Rak brilliantly sheds light on a misunderstood genre and its aficionados in her recent book Boom!: Manufacturing Memoir for the Popular Market. She writes that the sheer quantity and quality of memoirs during this boom “has created curiosity about its content, shock about its popularity, celebrations of its power and disgust at its excesses.”
“Why are so many of these stories produced and eagerly read today? Why are cultural pundits so suspicious of them? How can we understand the ways in which they are produced and received?”
Rak randomly chose the year 2003 and constructed a database of titles by HarperCollins and Random House. A list of memoirs were read by research assistants who identified plot, narrator, tone, the life story or background of the narrator and opening/closing scenes. Demographic information, back matter printed on the copies, cover design and publishing format for each title was recorded as well as whether the subject was famous or unknown.
Rak analyzed the titles to determine what publishers, booksellers and readers think about memoir. She was curious to know whether people read memoir for narcissistic reasons or to understand something about others and a larger community. What Rak found was nothing like claims from cultural critics that memoir is riddled with a focus on the self, too much victimization and issues of veracity.
She writes that the popularity of memoir post 9/11 showed how readers used authentic personal stories “to work out what citizenship was going to mean in the new world order.”
In her book, Rak analyzes the impact of James Frey’s A Million Little Pieces on Oprah Winfrey Show audiences and how this compelling story of drug addiction, authenticity and transformation became associated with narrative fraud.

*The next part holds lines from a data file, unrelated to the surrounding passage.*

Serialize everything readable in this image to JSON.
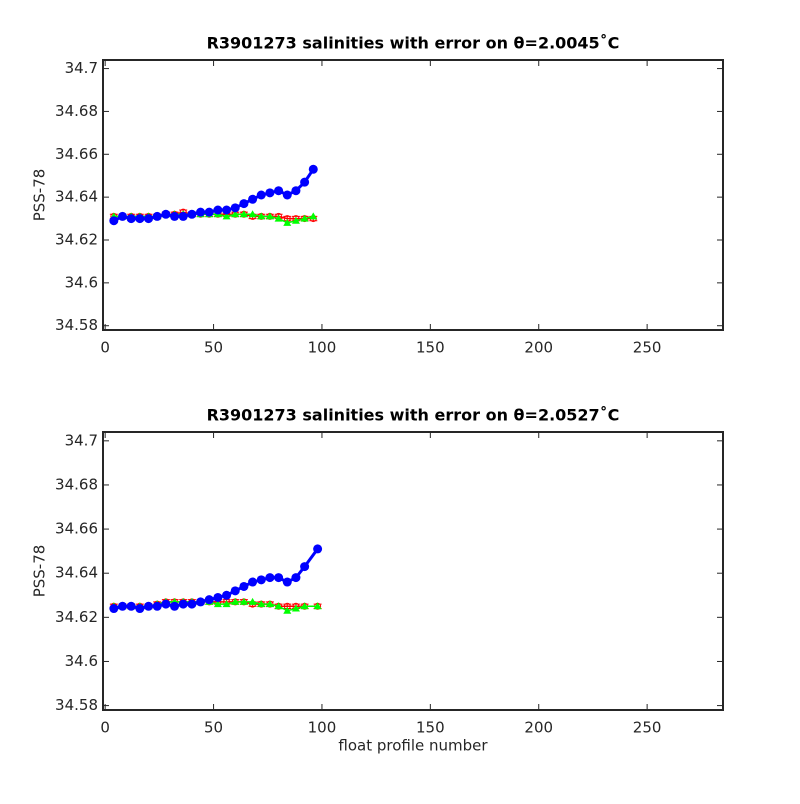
{
  "chart_data": [
    {
      "type": "line",
      "title": "R3901273 salinities with error on θ=2.0045˚C",
      "ylabel": "PSS-78",
      "x": [
        4,
        8,
        12,
        16,
        20,
        24,
        28,
        32,
        36,
        40,
        44,
        48,
        52,
        56,
        60,
        64,
        68,
        72,
        76,
        80,
        84,
        88,
        92,
        96
      ],
      "series": [
        {
          "color": "#ff0000",
          "marker": "circle-open",
          "values": [
            34.631,
            34.631,
            34.631,
            34.631,
            34.631,
            34.631,
            34.632,
            34.632,
            34.633,
            34.632,
            34.632,
            34.632,
            34.632,
            34.632,
            34.632,
            34.632,
            34.631,
            34.631,
            34.631,
            34.631,
            34.63,
            34.63,
            34.63,
            34.63
          ],
          "errors": [
            0.001,
            0.001,
            0.001,
            0.001,
            0.001,
            0.001,
            0.001,
            0.001,
            0.001,
            0.001,
            0.001,
            0.001,
            0.001,
            0.001,
            0.001,
            0.001,
            0.001,
            0.001,
            0.001,
            0.001,
            0.001,
            0.001,
            0.001,
            0.001
          ]
        },
        {
          "color": "#00ff00",
          "marker": "triangle",
          "values": [
            34.631,
            34.631,
            34.631,
            34.631,
            34.631,
            34.631,
            34.632,
            34.632,
            34.632,
            34.632,
            34.632,
            34.632,
            34.632,
            34.631,
            34.632,
            34.632,
            34.632,
            34.631,
            34.631,
            34.63,
            34.628,
            34.629,
            34.63,
            34.631
          ]
        },
        {
          "color": "#0000ff",
          "marker": "circle",
          "values": [
            34.629,
            34.631,
            34.63,
            34.63,
            34.63,
            34.631,
            34.632,
            34.631,
            34.631,
            34.632,
            34.633,
            34.633,
            34.634,
            34.634,
            34.635,
            34.637,
            34.639,
            34.641,
            34.642,
            34.643,
            34.641,
            34.643,
            34.647,
            34.653
          ]
        }
      ],
      "xlim": [
        -1,
        285
      ],
      "xticks": [
        0,
        50,
        100,
        150,
        200,
        250
      ],
      "ylim": [
        34.578,
        34.704
      ],
      "yticks": [
        34.58,
        34.6,
        34.62,
        34.64,
        34.66,
        34.68,
        34.7
      ]
    },
    {
      "type": "line",
      "title": "R3901273 salinities with error on θ=2.0527˚C",
      "ylabel": "PSS-78",
      "xlabel": "float profile number",
      "x": [
        4,
        8,
        12,
        16,
        20,
        24,
        28,
        32,
        36,
        40,
        44,
        48,
        52,
        56,
        60,
        64,
        68,
        72,
        76,
        80,
        84,
        88,
        92,
        98
      ],
      "series": [
        {
          "color": "#ff0000",
          "marker": "circle-open",
          "values": [
            34.625,
            34.625,
            34.625,
            34.625,
            34.625,
            34.626,
            34.627,
            34.627,
            34.627,
            34.627,
            34.627,
            34.627,
            34.627,
            34.627,
            34.627,
            34.627,
            34.626,
            34.626,
            34.626,
            34.625,
            34.625,
            34.625,
            34.625,
            34.625
          ],
          "errors": [
            0.001,
            0.001,
            0.001,
            0.001,
            0.001,
            0.001,
            0.001,
            0.001,
            0.001,
            0.001,
            0.001,
            0.001,
            0.001,
            0.001,
            0.001,
            0.001,
            0.001,
            0.001,
            0.001,
            0.001,
            0.001,
            0.001,
            0.001,
            0.001
          ]
        },
        {
          "color": "#00ff00",
          "marker": "triangle",
          "values": [
            34.625,
            34.625,
            34.625,
            34.625,
            34.625,
            34.626,
            34.627,
            34.627,
            34.627,
            34.627,
            34.627,
            34.627,
            34.626,
            34.626,
            34.627,
            34.627,
            34.627,
            34.626,
            34.626,
            34.625,
            34.623,
            34.624,
            34.625,
            34.625
          ]
        },
        {
          "color": "#0000ff",
          "marker": "circle",
          "values": [
            34.624,
            34.625,
            34.625,
            34.624,
            34.625,
            34.625,
            34.626,
            34.625,
            34.626,
            34.626,
            34.627,
            34.628,
            34.629,
            34.63,
            34.632,
            34.634,
            34.636,
            34.637,
            34.638,
            34.638,
            34.636,
            34.638,
            34.643,
            34.651
          ]
        }
      ],
      "xlim": [
        -1,
        285
      ],
      "xticks": [
        0,
        50,
        100,
        150,
        200,
        250
      ],
      "ylim": [
        34.578,
        34.704
      ],
      "yticks": [
        34.58,
        34.6,
        34.62,
        34.64,
        34.66,
        34.68,
        34.7
      ]
    }
  ]
}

“Whether the topic is what to read, what to buy, or how to respond to an issue of the day, the Oprah Winfrey Show is the engine of an intimate public that aims to create belonging.”
Frey began work on his book in the form of a novel, but said in an interview with Larry King that he found success by changing the genre category of his book. Doubleday executive Nan Talese, who suggested the book be published as a memoir, argued that it might be read like a novel for its “higher truths” rather than for its factual accuracy.
According to Rak, members of the Oprah Book Club did not see memoir in this way. In January 2006, the website The Smoking Gun reported that Frey had exaggerated the conditions of his Ohio arrest, a pivotal event in the narrative of his memoir. The Smoking Gun discovered that Frey had not resisted arrest, while a mugshot revealed he had not been beaten as he had claimed in the book.
Frey had exaggerated other aspects of his arrest record and invented details about other events in the memoir. He initially denied the accusations and then appeared with his mother on Larry King Live. Oprah calling in to Larry King said “the underlying message of James Frey’s memoir still resonates with me.”
Then, Oprah had a change of heart and affirmed very publicly about the importance of trust.
Rak believed that the Oprah Winfrey Show episode where Frey and his publisher were castigated (have since received a public apology) was a missed opportunity to think critically about memoir as a genre. She writes that Oprah had glossed over the point of Frey’s memoir: to become authentic and healed in resistance to addiction narratives perpetuated by AA and the Twelve Step Program.
Oprah and her reading club audience remained ambivalent about memoir as a market commodity and a communal way for readers to empathize with the experiences of another.
Boom!: Manufacturing Memoir for the Popular Market by Julie Rak is a highly worthwhile read and a compelling analysis of memoir in the first decade of the 21st century.